Otarła wredne łzy zaczynające wkradać się do jej oczu i spojrzała na zegarek stojący w pokoju, do którego całe szczęście zdążyła dojść przed napływem zbyt dużej do powstrzymania chęci na płacz. Kolacja planowo trwać miała jeszcze bardzo długo, a ona nie zamierzała już na nią schodzić, więc postanowiła choć na chwilę zrzucić z siebie eleganckie wdzianko, w którym wcale nie czuła się aż tak znowu dobrze.

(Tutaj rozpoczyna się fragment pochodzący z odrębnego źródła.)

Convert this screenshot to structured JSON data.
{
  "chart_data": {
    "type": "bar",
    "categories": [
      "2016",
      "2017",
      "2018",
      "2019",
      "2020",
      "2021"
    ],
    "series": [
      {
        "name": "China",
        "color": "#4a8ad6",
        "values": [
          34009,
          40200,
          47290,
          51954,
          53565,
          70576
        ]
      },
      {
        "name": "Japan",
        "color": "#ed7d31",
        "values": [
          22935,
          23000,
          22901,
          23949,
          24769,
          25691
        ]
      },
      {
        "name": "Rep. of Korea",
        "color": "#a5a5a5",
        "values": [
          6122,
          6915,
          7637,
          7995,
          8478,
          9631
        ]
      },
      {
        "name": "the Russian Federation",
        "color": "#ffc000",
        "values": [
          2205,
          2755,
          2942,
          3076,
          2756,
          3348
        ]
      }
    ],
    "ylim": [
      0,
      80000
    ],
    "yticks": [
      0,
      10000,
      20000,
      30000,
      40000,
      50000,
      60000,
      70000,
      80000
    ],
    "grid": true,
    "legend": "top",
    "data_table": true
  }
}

Prawdę mówiąc, Megaera, chociaż nie okazywała tego na co dzień, miała w sobie jeszcze sporo z tamtej beztroskiej dziewczyny, jaką była przed wiekami, a głównie jednak przed rozstaniem z, wkrótce już ex, mężem.
Rzeczy te może nie objawiały się w zbyt świergotliwym podejściu do życia, bo to byłoby, przynajmniej jak na nią, aż nazbyt wiele, lecz w dużo delikatniejszy sposób. Na przykład w, starannie ukrywanej, niechęci do niewygodnych, ale za to jak gustownych i pasujących kobiecie jej pokroju!, ubrań. Szczerze, dużo bardziej wolała spędzać czas w czymś wygodniejszym. Sama, bo przez większość czasu tak właśnie było, i mogąca choć poudawać przed samą sobą, że jest osobą z gruntu wyluzowaną.

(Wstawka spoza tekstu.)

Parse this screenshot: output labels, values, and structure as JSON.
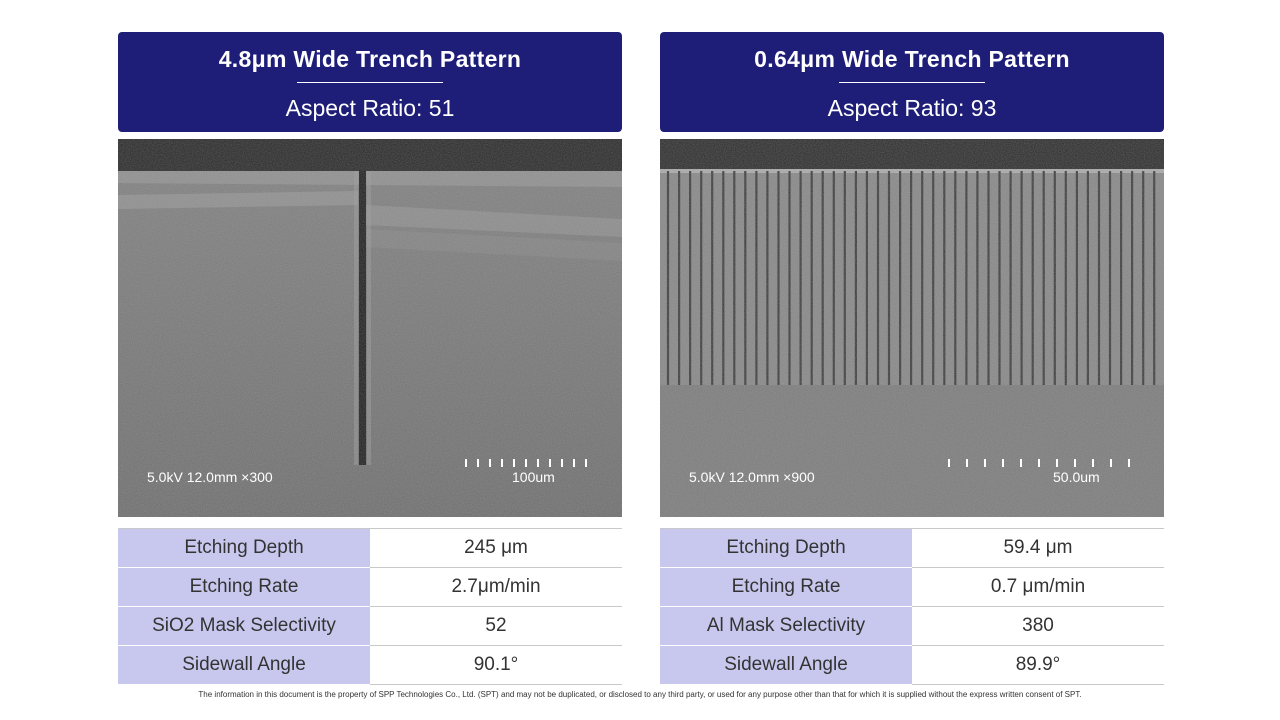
{
  "panels": [
    {
      "title": "4.8μm Wide Trench Pattern",
      "subtitle": "Aspect Ratio: 51",
      "sem": {
        "caption": "5.0kV 12.0mm ×300",
        "scale_label": "100um"
      },
      "specs": [
        {
          "param": "Etching Depth",
          "value": "245 μm"
        },
        {
          "param": "Etching Rate",
          "value": "2.7μm/min"
        },
        {
          "param": "SiO2 Mask Selectivity",
          "value": "52"
        },
        {
          "param": "Sidewall Angle",
          "value": "90.1°"
        }
      ]
    },
    {
      "title": "0.64μm Wide Trench Pattern",
      "subtitle": "Aspect Ratio: 93",
      "sem": {
        "caption": "5.0kV 12.0mm ×900",
        "scale_label": "50.0um"
      },
      "specs": [
        {
          "param": "Etching Depth",
          "value": "59.4 μm"
        },
        {
          "param": "Etching Rate",
          "value": "0.7 μm/min"
        },
        {
          "param": "Al Mask Selectivity",
          "value": "380"
        },
        {
          "param": "Sidewall Angle",
          "value": "89.9°"
        }
      ]
    }
  ],
  "footer": "The information in this document is the property of SPP Technologies Co., Ltd. (SPT) and may not be duplicated, or disclosed to any third party, or used for any purpose other than that for which it is supplied without the express written consent of SPT.",
  "colors": {
    "header_bg": "#1e1e78",
    "param_bg": "#c8c8ee"
  }
}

Teraz też tak właśnie było. Zwyczajnie domknęła drzwi do pokoju, by nikt nie zakłócał jej spokoju, i oswobodziła się z wizytowej sukienki, pozostając tylko w cienkiej, i o wieeele wygodniejszej!, haleczce. Przeczesała palcami włosy, jednocześnie patrząc na lustro wiszące na ścianie. Wyglądała okropnie. Niczym jakaś roztrzęsiona, drobna panieneczka, którą przecież starała się już od dawna nie być. Teraz była silna. Silna i twarda baba, bo nie mogła być inna. Musiała sama o siebie zadbać, a dawna „drustanowa Gusia” zdecydowanie nie należała do osób zaciekle walczących o swoje. Tamta panienka miała miękkie serce, lecz zabrakło jej przysłowiowej, twardej dupy. I solidnie dostała za to w kość.
Spojrzała jeszcze raz w lustro, a następnie zwyczajnie padła na łóżko, zwijając się w kłębuszek i nakrywając głowę poduszką. Nawet nie zauważyła, gdy zaczęła łkać. Tym razem jednak nie powstrzymywała łez. Pozwalała im lecieć, bo była sama. W samotności nawet wyniosłe wampiry nie są tymi samymi istotami. Ona też nie była.